Currently lighter offers the following parameter types:
GridParameter
: Search a range of values (min, max, steps) with fixed step sizeListParameter
: Commit a list of parameters to lighter which is sequentially executedCallableGridParameter
: Search a range of values (min, max, callable) but with a callable lambda function which allows for non-linear step behaviourAnnealParameter
: Same asCallableGridParameter
but for annealing a parameterBinaryParameter
: ReturnTrue
andFalse
values for a parameterStrategyParameter
: Allows to define different training strategies and switch between themSetParameter
: Represents a simple setter of properties that is used to register settings, which don't change, but need to be imported
To trigger the parameter config parsing run:
from searches.defaults import ParameterSearchRegistration
from lighter.parser import ConfigParser
from lighter.context import Context
context = Context.create(auto_instantiate_types=False)
psr = ParameterSearchRegistration()
cp = ConfigParser(experiment=psr)
cp.parse()
By default this saves all permuted configs to the runs/search/<gen-name>
directory.
The auto_instantiate_types
parameter prevents that the context instantiates the registered types when loading in configs.
Parameter search scheduler
Lighter comes with a built in config scheduler that can execute experiments in parallel for single machine experiments.
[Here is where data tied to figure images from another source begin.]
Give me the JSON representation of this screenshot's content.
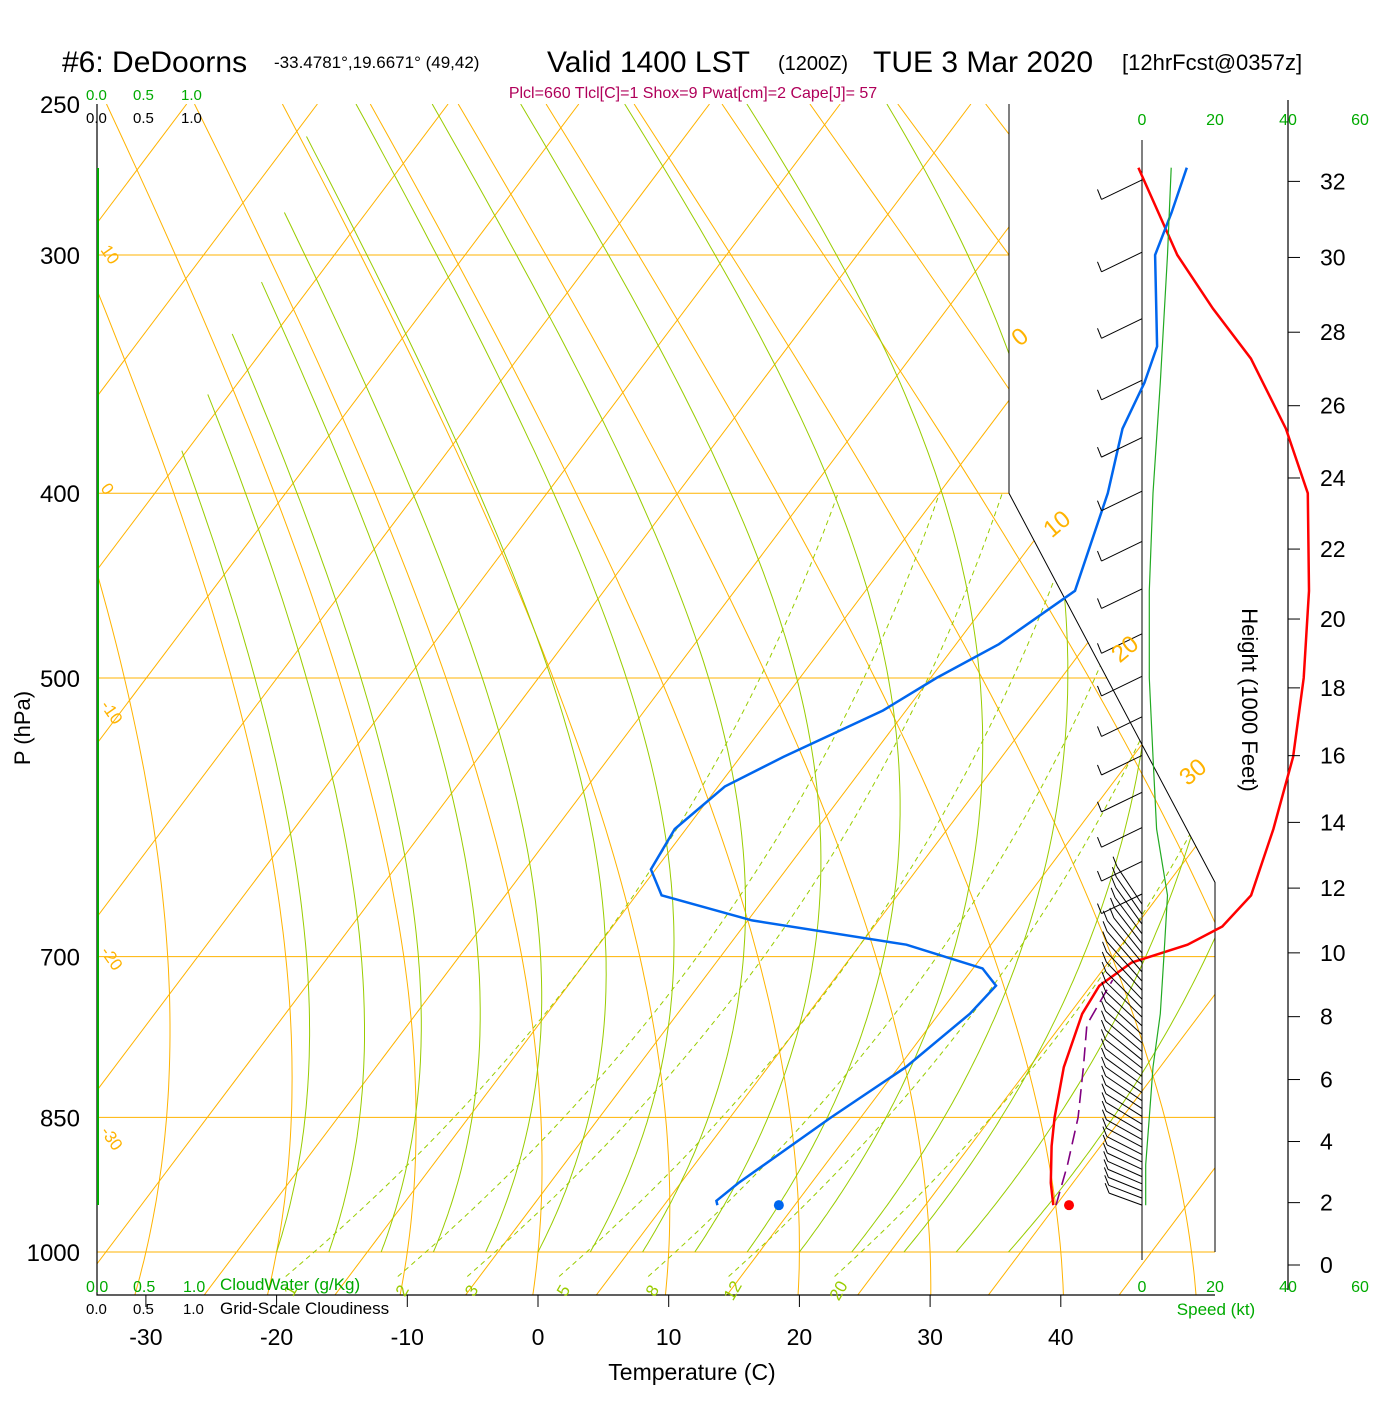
{
  "header": {
    "station": "#6: DeDoorns",
    "coords": "-33.4781°,19.6671° (49,42)",
    "valid": "Valid 1400 LST",
    "zulu": "(1200Z)",
    "date": "TUE 3 Mar 2020",
    "forecast": "[12hrFcst@0357z]",
    "indices": "Plcl=660 Tlcl[C]=1 Shox=9 Pwat[cm]=2 Cape[J]= 57"
  },
  "colors": {
    "temperature": "#ff0000",
    "dewpoint": "#0066ee",
    "parcel": "#800080",
    "isotherm": "#ffb300",
    "dry_adiabat": "#ffb300",
    "moist_adiabat": "#99cc00",
    "mixing_ratio": "#99cc00",
    "green_text": "#00aa00",
    "indices_text": "#b0005a",
    "wind_barb": "#000000",
    "speed_profile": "#22aa22"
  },
  "scale_labels": {
    "cloud_top_green": [
      "0.0",
      "0.5",
      "1.0"
    ],
    "cloud_top_black": [
      "0.0",
      "0.5",
      "1.0"
    ],
    "cloud_bottom_green": [
      "0.0",
      "0.5",
      "1.0"
    ],
    "cloud_bottom_black": [
      "0.0",
      "0.5",
      "1.0"
    ],
    "cloudwater_label": "CloudWater (g/Kg)",
    "cloudiness_label": "Grid-Scale Cloudiness",
    "speed_top": [
      "0",
      "20",
      "40",
      "60"
    ],
    "speed_bottom": [
      "0",
      "20",
      "40",
      "60"
    ],
    "speed_label": "Speed (kt)"
  },
  "chart_data": {
    "type": "skew-t",
    "xlabel": "Temperature (C)",
    "ylabel": "P (hPa)",
    "right_axis_label": "Height (1000 Feet)",
    "xlim": [
      -33,
      46
    ],
    "ylim": [
      1000,
      250
    ],
    "x_ticks": [
      -30,
      -20,
      -10,
      0,
      10,
      20,
      30,
      40
    ],
    "p_ticks": [
      250,
      300,
      400,
      500,
      700,
      850,
      1000
    ],
    "height_ticks": [
      0,
      2,
      4,
      6,
      8,
      10,
      12,
      14,
      16,
      18,
      20,
      22,
      24,
      26,
      28,
      30,
      32
    ],
    "isotherm_labels": [
      {
        "text": "10",
        "t": 10
      },
      {
        "text": "0",
        "t": 0
      },
      {
        "text": "-10",
        "t": -10
      },
      {
        "text": "-20",
        "t": -20
      },
      {
        "text": "-30",
        "t": -30
      },
      {
        "text": "0",
        "t": 0
      },
      {
        "text": "10",
        "t": 10
      },
      {
        "text": "20",
        "t": 20
      },
      {
        "text": "30",
        "t": 30
      }
    ],
    "mixing_ratio_labels": [
      "1",
      "2",
      "3",
      "5",
      "8",
      "12",
      "20"
    ],
    "series": [
      {
        "name": "temperature",
        "points": [
          [
            945,
            34.8
          ],
          [
            920,
            32.5
          ],
          [
            880,
            29.2
          ],
          [
            850,
            26.9
          ],
          [
            800,
            23.4
          ],
          [
            750,
            20.6
          ],
          [
            725,
            19.8
          ],
          [
            705,
            20.6
          ],
          [
            690,
            23.6
          ],
          [
            675,
            25.0
          ],
          [
            650,
            25.1
          ],
          [
            600,
            22.6
          ],
          [
            550,
            19.9
          ],
          [
            500,
            16.5
          ],
          [
            450,
            12.7
          ],
          [
            400,
            8.4
          ],
          [
            370,
            4.2
          ],
          [
            340,
            -1.0
          ],
          [
            320,
            -5.6
          ],
          [
            300,
            -10.0
          ],
          [
            270,
            -15.5
          ]
        ]
      },
      {
        "name": "dewpoint",
        "points": [
          [
            945,
            9.1
          ],
          [
            940,
            8.6
          ],
          [
            920,
            8.6
          ],
          [
            850,
            9.8
          ],
          [
            800,
            11.3
          ],
          [
            750,
            12.0
          ],
          [
            725,
            11.9
          ],
          [
            710,
            9.6
          ],
          [
            690,
            2.1
          ],
          [
            670,
            -11.4
          ],
          [
            650,
            -20.0
          ],
          [
            630,
            -22.5
          ],
          [
            600,
            -23.2
          ],
          [
            570,
            -21.9
          ],
          [
            550,
            -19.1
          ],
          [
            520,
            -14.0
          ],
          [
            500,
            -11.6
          ],
          [
            480,
            -8.5
          ],
          [
            450,
            -5.2
          ],
          [
            400,
            -6.9
          ],
          [
            370,
            -8.3
          ],
          [
            350,
            -8.3
          ],
          [
            335,
            -8.6
          ],
          [
            300,
            -11.7
          ],
          [
            285,
            -11.7
          ],
          [
            270,
            -11.8
          ]
        ]
      },
      {
        "name": "parcel",
        "points": [
          [
            945,
            35.0
          ],
          [
            900,
            32.1
          ],
          [
            850,
            28.7
          ],
          [
            800,
            24.9
          ],
          [
            760,
            21.8
          ],
          [
            720,
            20.4
          ]
        ]
      }
    ],
    "surface_temperature": 36.0,
    "surface_dewpoint": 13.8,
    "surface_pressure": 945,
    "wind_speed_kt": [
      [
        945,
        1
      ],
      [
        900,
        1
      ],
      [
        850,
        2
      ],
      [
        800,
        3
      ],
      [
        750,
        5
      ],
      [
        700,
        6
      ],
      [
        650,
        7
      ],
      [
        600,
        4
      ],
      [
        550,
        3
      ],
      [
        500,
        2
      ],
      [
        450,
        2
      ],
      [
        400,
        3
      ],
      [
        350,
        5
      ],
      [
        300,
        7
      ],
      [
        270,
        8
      ]
    ]
  }
}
For many prototyping cases this is sufficient and helps during development, but naturally flexibility is highest priority and it is possible and recommended to use 3rd party frameworks to schedule decentralized parallel executions on clusters of machines.
For the simple case,
import torch
from lighter.scheduler import Scheduler
# required to execute torch in parallel processes
torch.multiprocessing.set_start_method('spawn', force=True)
num_devices = torch.cuda.device_count()
# sets the path to the list of configs
scheduler = Scheduler(path='runs/search/witty-poodle',
experiment='experiments.defaults.Experiment',
device_name='cuda',
num_workers=num_devices)
scheduler.run()
The scheduler in the code snipped above starts as many processes as there are GPUs available and schedules the list of configs across these devices. Since we defined a simple writer, one can simply monitor the progress using tensorboard.